In 2019, HETV spend generated 33,548 FTE jobs in Metro London and 15,612 throughout the rest of the UK. Taking into consideration the wider impacts of the HETV content value chain, 45,240 FTE jobs were created in Metro London in 2019 and 19,070 throughout the rest of the UK.
HETV spend generated £1.67 billion in GVA in Metro London in 2019 and £778.3 million throughout the rest of the UK. The total impact of the HETV content value chain generated £2.64 billion in GVA in Metro London in 2019 and £1.04 billion throughout the rest of the UK.
Film production has also been more focused around Metro London which has a highly-developed base of specialist facilities and services. However, the report shows significant impacts across the UK, with around £1.18 billion spent outside Metro London over 2017-2019. This represents around 19% of the total.
In 2019, this spend generated 37,685 FTE jobs in Metro London and 7,775 FTEs throughout the rest of the UK. When the wider impacts of the film content value chain are taken into consideration, 49,845 FTE jobs were created in Metro London in 2019 and 19,085 throughout the rest of the UK.

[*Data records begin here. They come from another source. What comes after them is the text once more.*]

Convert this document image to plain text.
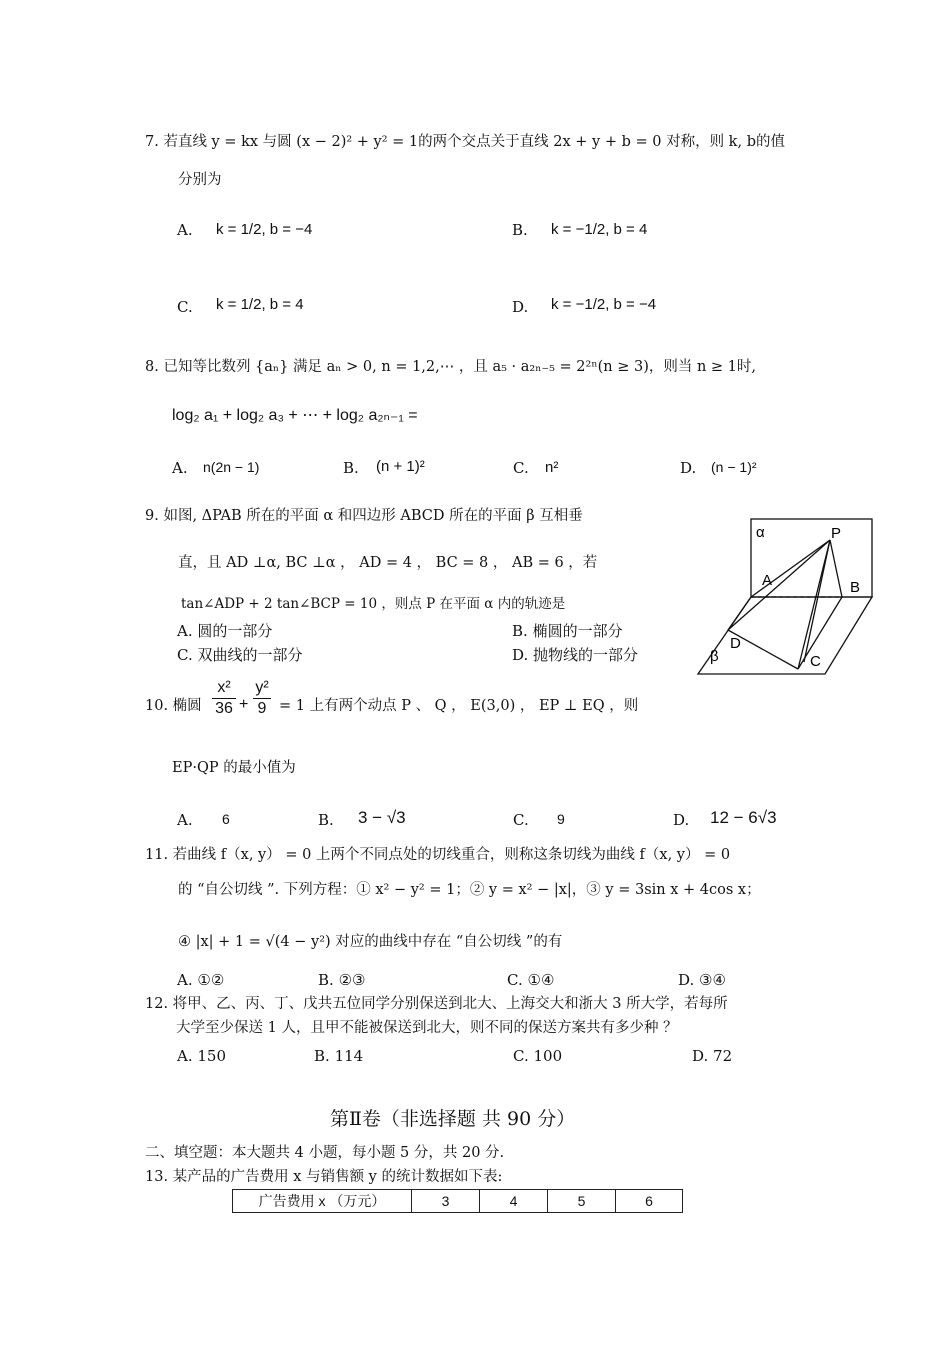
7. 若直线 y = kx 与圆 (x − 2)² + y² = 1的两个交点关于直线 2x + y + b = 0 对称，则 k, b的值
分别为
A. k = 1/2, b = −4	B. k = −1/2, b = 4
C. k = 1/2, b = 4	D. k = −1/2, b = −4
8. 已知等比数列 {aₙ} 满足 aₙ > 0, n = 1,2,⋯ ，且 a₅ · a₂ₙ₋₅ = 2²ⁿ(n ≥ 3)，则当 n ≥ 1时,
log₂ a₁ + log₂ a₃ + ⋯ + log₂ a₂ₙ₋₁ =
A. n(2n − 1)	B. (n + 1)²	C. n²	D. (n − 1)²
9. 如图, ΔPAB 所在的平面 α 和四边形 ABCD 所在的平面 β 互相垂
直，且 AD ⊥α, BC ⊥α ， AD = 4 ， BC = 8 ， AB = 6 ，若
tan∠ADP + 2 tan∠BCP = 10 ，则点 P 在平面 α 内的轨迹是
A. 圆的一部分	B. 椭圆的一部分
C. 双曲线的一部分	D. 抛物线的一部分
α	P
A	B
D
C
β
10. 椭圆
x²
36 +
y²
9 = 1 上有两个动点 P 、 Q ， E(3,0) ， EP ⊥ EQ ，则
EP·QP 的最小值为
A. 6	B. 3 − √3	C. 9	D. 12 − 6√3
11. 若曲线 f（x, y） = 0 上两个不同点处的切线重合，则称这条切线为曲线 f（x, y） = 0
的 “自公切线 ”. 下列方程：① x² − y² = 1；② y = x² − |x|，③ y = 3sin x + 4cos x；
④ |x| + 1 = √(4 − y²) 对应的曲线中存在 “自公切线 ”的有
A. ①②	B. ②③	C. ①④	D. ③④
12. 将甲、乙、丙、丁、戊共五位同学分别保送到北大、上海交大和浙大 3 所大学，若每所
大学至少保送 1 人，且甲不能被保送到北大，则不同的保送方案共有多少种 ？
A. 150	B. 114	C. 100	D. 72
第Ⅱ卷（非选择题 共 90 分）
二、填空题：本大题共 4 小题，每小题 5 分，共 20 分.
13. 某产品的广告费用 x 与销售额 y 的统计数据如下表:
广告费用 x （万元）	3	4	5	6
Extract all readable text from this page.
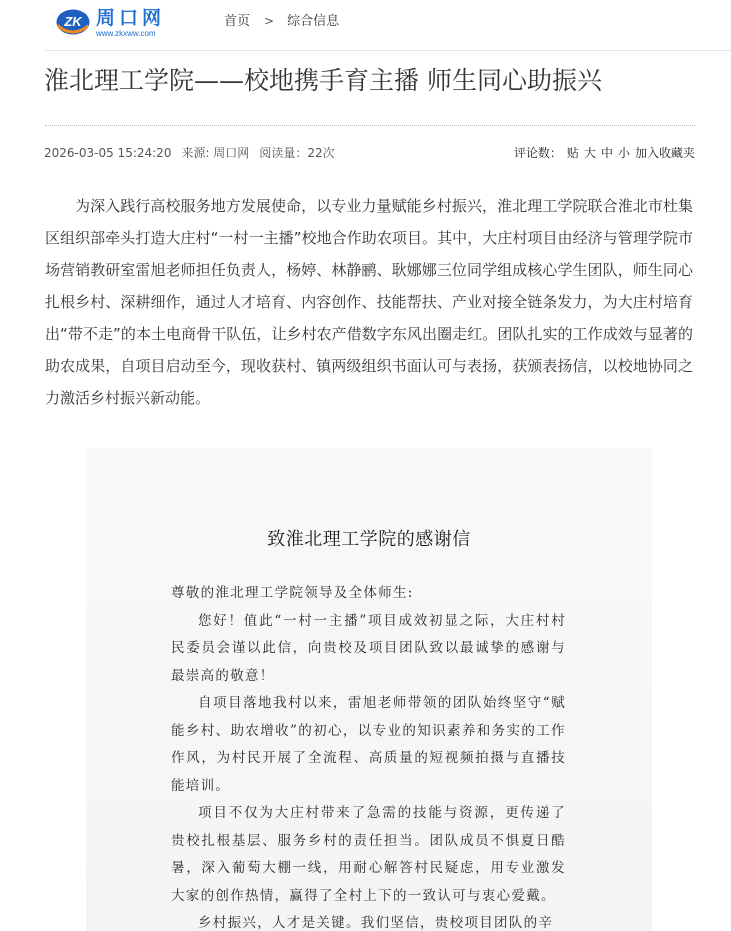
ZK 周口网
www.zkxww.com
首页 > 综合信息
淮北理工学院——校地携手育主播 师生同心助振兴
2026-03-05 15:24:20 来源: 周口网 阅读量：22次	评论数： 贴 大 中 小 加入收藏夹

为深入践行高校服务地方发展使命，以专业力量赋能乡村振兴，淮北理工学院联合淮北市杜集区组织部牵头打造大庄村“一村一主播”校地合作助农项目。其中，大庄村项目由经济与管理学院市场营销教研室雷旭老师担任负责人，杨婷、林静鹂、耿娜娜三位同学组成核心学生团队，师生同心扎根乡村、深耕细作，通过人才培育、内容创作、技能帮扶、产业对接全链条发力，为大庄村培育出“带不走”的本土电商骨干队伍，让乡村农产借数字东风出圈走红。团队扎实的工作成效与显著的助农成果，自项目启动至今，现收获村、镇两级组织书面认可与表扬，获颁表扬信，以校地协同之力激活乡村振兴新动能。

致淮北理工学院的感谢信

尊敬的淮北理工学院领导及全体师生:

您好！值此“一村一主播”项目成效初显之际，大庄村村民委员会谨以此信，向贵校及项目团队致以最诚挚的感谢与最崇高的敬意！

自项目落地我村以来，雷旭老师带领的团队始终坚守“赋能乡村、助农增收”的初心，以专业的知识素养和务实的工作作风，为村民开展了全流程、高质量的短视频拍摄与直播技能培训。

项目不仅为大庄村带来了急需的技能与资源，更传递了贵校扎根基层、服务乡村的责任担当。团队成员不惧夏日酷暑，深入葡萄大棚一线，用耐心解答村民疑虑，用专业激发大家的创作热情，赢得了全村上下的一致认可与衷心爱戴。

乡村振兴，人才是关键。我们坚信，贵校项目团队的辛
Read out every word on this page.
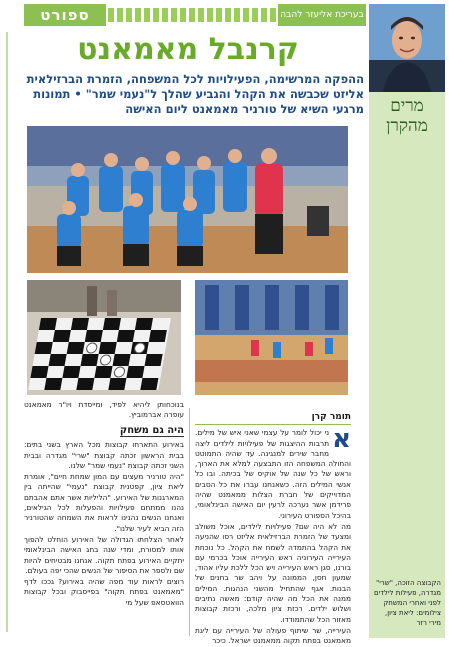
ספורט	בעריכת אליעזר להבה
מרים
מהקרן
הקבוצה הזוכה, "שרי" מגדרה, פעילות לילדים לפני ואחרי המשחק צילומים: ליאת ציון, מירי רזר
קרנבל מאמאנט
ההפקה המרשימה, הפעילויות לכל המשפחה, הזמרת הברזילאית אליזט שכבשה את הקהל והגביע שהלך ל"נעמי שמר" • תמונות מרגעי השיא של טורניר מאמאנט ליום האישה
תומר קרן

א
ני יכול לומר על עצמי שאני איש של מילים. תרבות ההיצגות של פעילויות לילדים ליצה מחבר שירים למנגינה. עד שהיה התמוטט והחולה המשפחה הזו התבצעה למלא את הארוך, וראש של כל שנה של אוקיס של בכיתה. ובו כל אנשי המילים הזה. כשאנחנו עברו את כל הסבים המדוייקים של חברת הצלות ממאמנט שהיה פרידמן אשר נערכה לרעין יום האישה הבינלאומי, בהיכל הספורט העירוני.

מה לא היה שם? פעילויות לילדים, אוכל משולב ומצעד של הזמרת הברזילאית אליזט רסו שהניעה את הקהל בהתמדה לשמח את הקהל. כל נוכחת העירייה העירוניה ראש העירייה אוכל בכרמי עם בורנו, סגן ראש העירייה ויש הכל ללכת עליו אהוד, שמעון חסן, הממונה על ויהב שר בחנים של הבנות. אגף שהתחיל מהשני הנהגות. המילים ממנה את הכל מה שהיה קודם: מאשה נתיבים ושלוש ילדים. רכזת ציון מלכה, ורכזת קבוצות מאזור הכל שהתמודדו.

העירייה, שר שיתוף פעולה של העירייה עם ליגת מאמאנט בפתח תקוה ממאמנט ישראל. כיכר

בנוכחותן ליהיא לפיד, ומייסדת ויו"ר מאמאנט עופרה אברמוביץ.
היה גם משחק

באירוע התארחו קבוצות מכל הארץ בשני בתים: בבית הראשון זכתה קבוצת "שרי" מגדרה ובבית השני זכתה קבוצת "נעמי שמר" שלנו.

"היה טורניר מעצים עם המון שמחת חיים", אומרת ליאת ציון, קפטנית קבוצת "נעמי" שהייתה בין המארגנות של האירוע. "הליליות אשר אתם אהבתם נהנו ממתחם פעילויות והפעלות לכל הגילאים, ואנחנו הנשים נהנינו לראות את השמחה שהטורניר הזה הביא לעיר שלנו".

לאחר הצלחתו הגדולה של האירוע הוחלט להפוך אותו למסורת, ומדי שנה בחג האישה הבינלאומי יתקיים האירוע בפתח תקוה. אנחנו מבטיחים להיות שם ולספר את הסיפור של הנשים שהכי יפה בעולם.

רוצים לראות עוד מפה שהיה באירוע? גככו לדף "מאמאנט בפתח תקוה" בפייסבוק ובכל קבוצות הוואטסאפ שעל מי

Film spend generated £1.96 billion in GVA in Metro London in 2019 and £404.1 million throughout the rest of the UK. The wider total impact shows that £3.74 billion in GVA was generated in Metro London in 2019 and £1.24 billion throughout the rest of the UK.

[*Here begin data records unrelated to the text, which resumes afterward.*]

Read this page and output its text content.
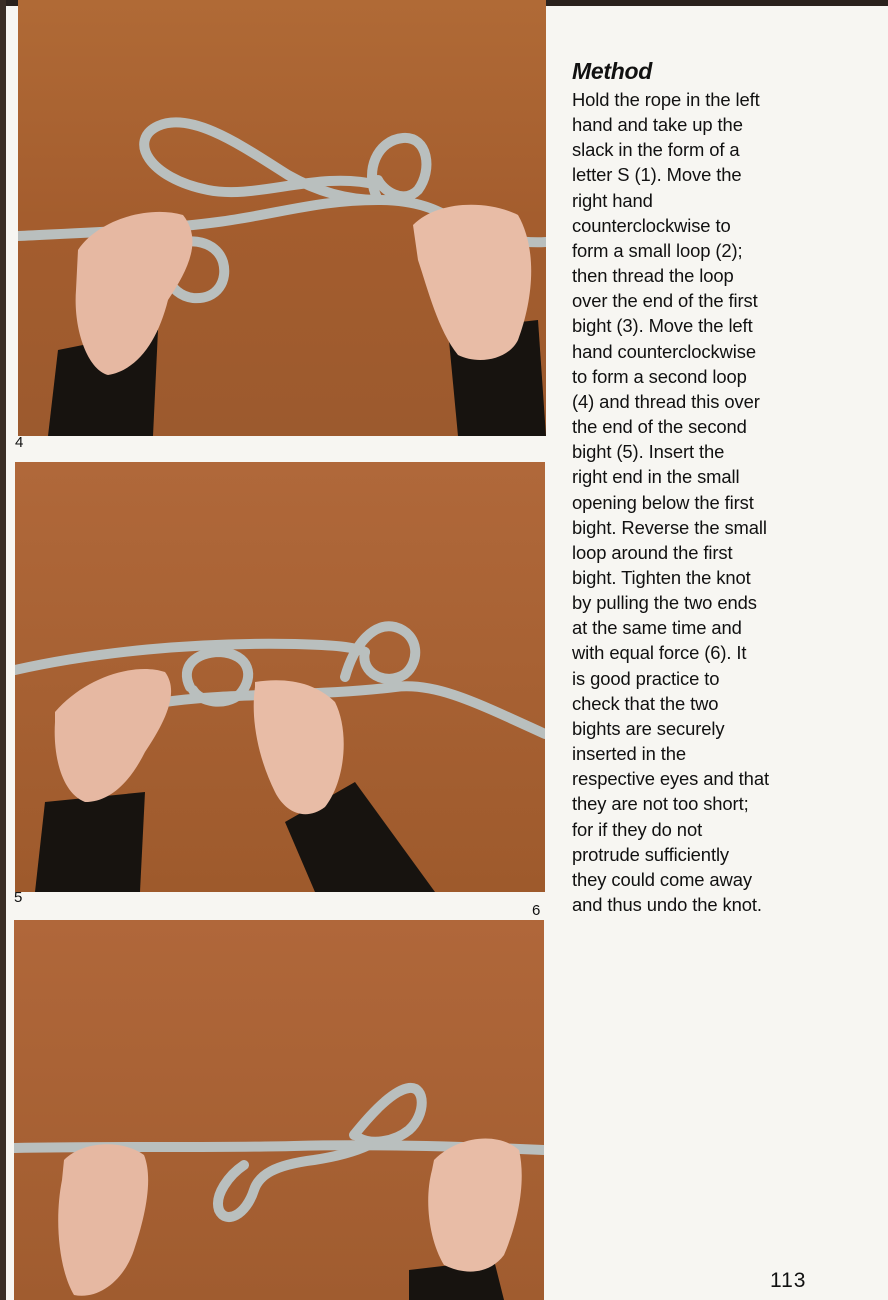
4
5
6
Method

Hold the rope in the left
hand and take up the
slack in the form of a
letter S (1). Move the
right hand
counterclockwise to
form a small loop (2);
then thread the loop
over the end of the first
bight (3). Move the left
hand counterclockwise
to form a second loop
(4) and thread this over
the end of the second
bight (5). Insert the
right end in the small
opening below the first
bight. Reverse the small
loop around the first
bight. Tighten the knot
by pulling the two ends
at the same time and
with equal force (6). It
is good practice to
check that the two
bights are securely
inserted in the
respective eyes and that
they are not too short;
for if they do not
protrude sufficiently
they could come away
and thus undo the knot.

113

Global comparison of production incentives
In 2019, global expenditure on feature film and television production – ie investment in scripted film and television and documentaries, but not sport, news or commercials – was estimated to have reached $177 billion. As a result, the screen sector is a powerful economic driver – particularly in jurisdictions, such as the UK, which have a highly-developed development and production offer and a stable incentives base.

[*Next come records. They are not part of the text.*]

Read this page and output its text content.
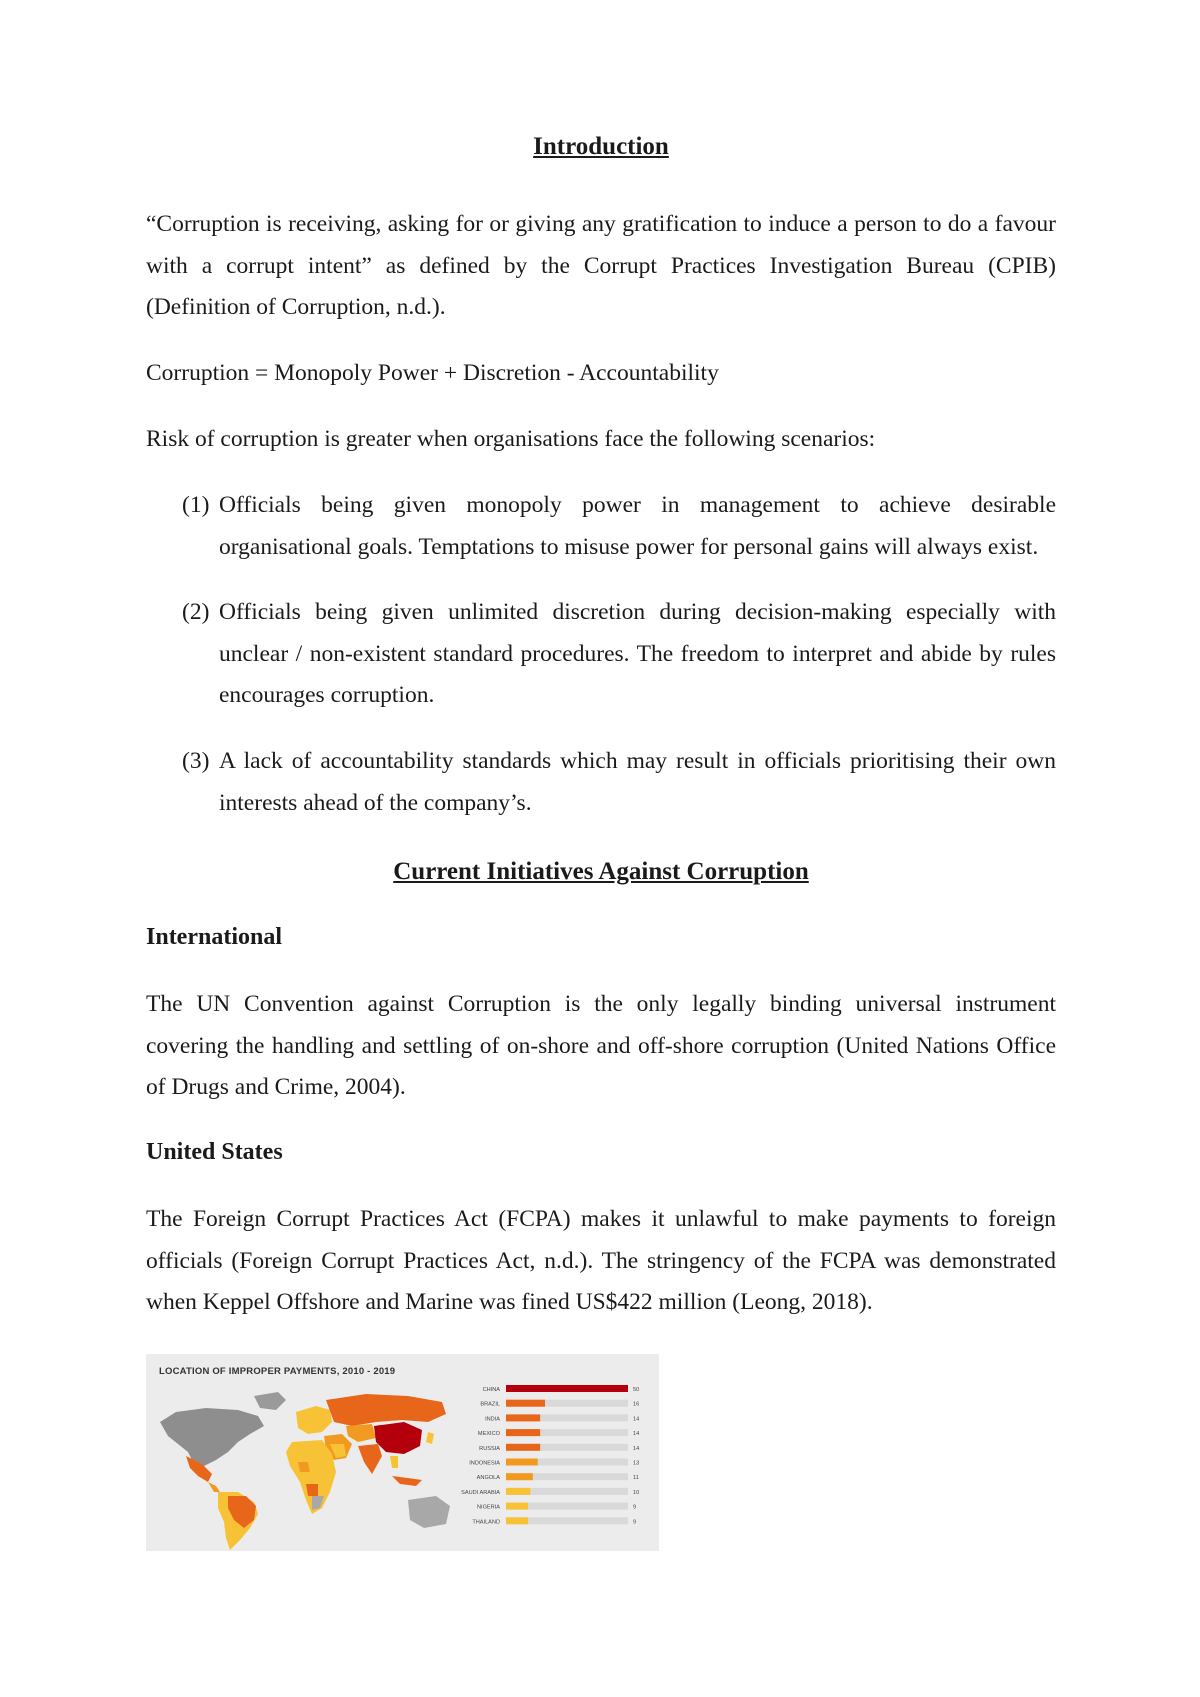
Introduction
“Corruption is receiving, asking for or giving any gratification to induce a person to do a favour with a corrupt intent” as defined by the Corrupt Practices Investigation Bureau (CPIB) (Definition of Corruption, n.d.).
Corruption = Monopoly Power + Discretion - Accountability
Risk of corruption is greater when organisations face the following scenarios:
(1) Officials being given monopoly power in management to achieve desirable organisational goals. Temptations to misuse power for personal gains will always exist.
(2) Officials being given unlimited discretion during decision-making especially with unclear / non-existent standard procedures. The freedom to interpret and abide by rules encourages corruption.
(3) A lack of accountability standards which may result in officials prioritising their own interests ahead of the company’s.
Current Initiatives Against Corruption
International
The UN Convention against Corruption is the only legally binding universal instrument covering the handling and settling of on-shore and off-shore corruption (United Nations Office of Drugs and Crime, 2004).
United States
The Foreign Corrupt Practices Act (FCPA) makes it unlawful to make payments to foreign officials (Foreign Corrupt Practices Act, n.d.). The stringency of the FCPA was demonstrated when Keppel Offshore and Marine was fined US$422 million (Leong, 2018).
LOCATION OF IMPROPER PAYMENTS, 2010 - 2019
CHINA	50
BRAZIL	16
INDIA	14
MEXICO	14
RUSSIA	14
INDONESIA	13
ANGOLA	11
SAUDI ARABIA	10
NIGERIA	9
THAILAND	9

The UK screen sector tax reliefs are among around 100 automatic incentives on offer around the world. Screen Business provides a technical overview of a range of global incentives including those in established European Union (EU) markets, including France and Germany; incentives with innovative approaches to attracting longer-term infrastructure investment; and incentives with particularly attractive headline incentive rates. It also notes incentives for video games development and VFX activity.
Data analysis in the Screen Business report has been conducted in line with HMT ‘Green Book’ methodology and focuses specifically on production activity generated in those sectors supported by tax reliefs, rather than the total value of all. It therefore excludes non-UK content produced, distributed, sold, viewed or exhibited in the UK.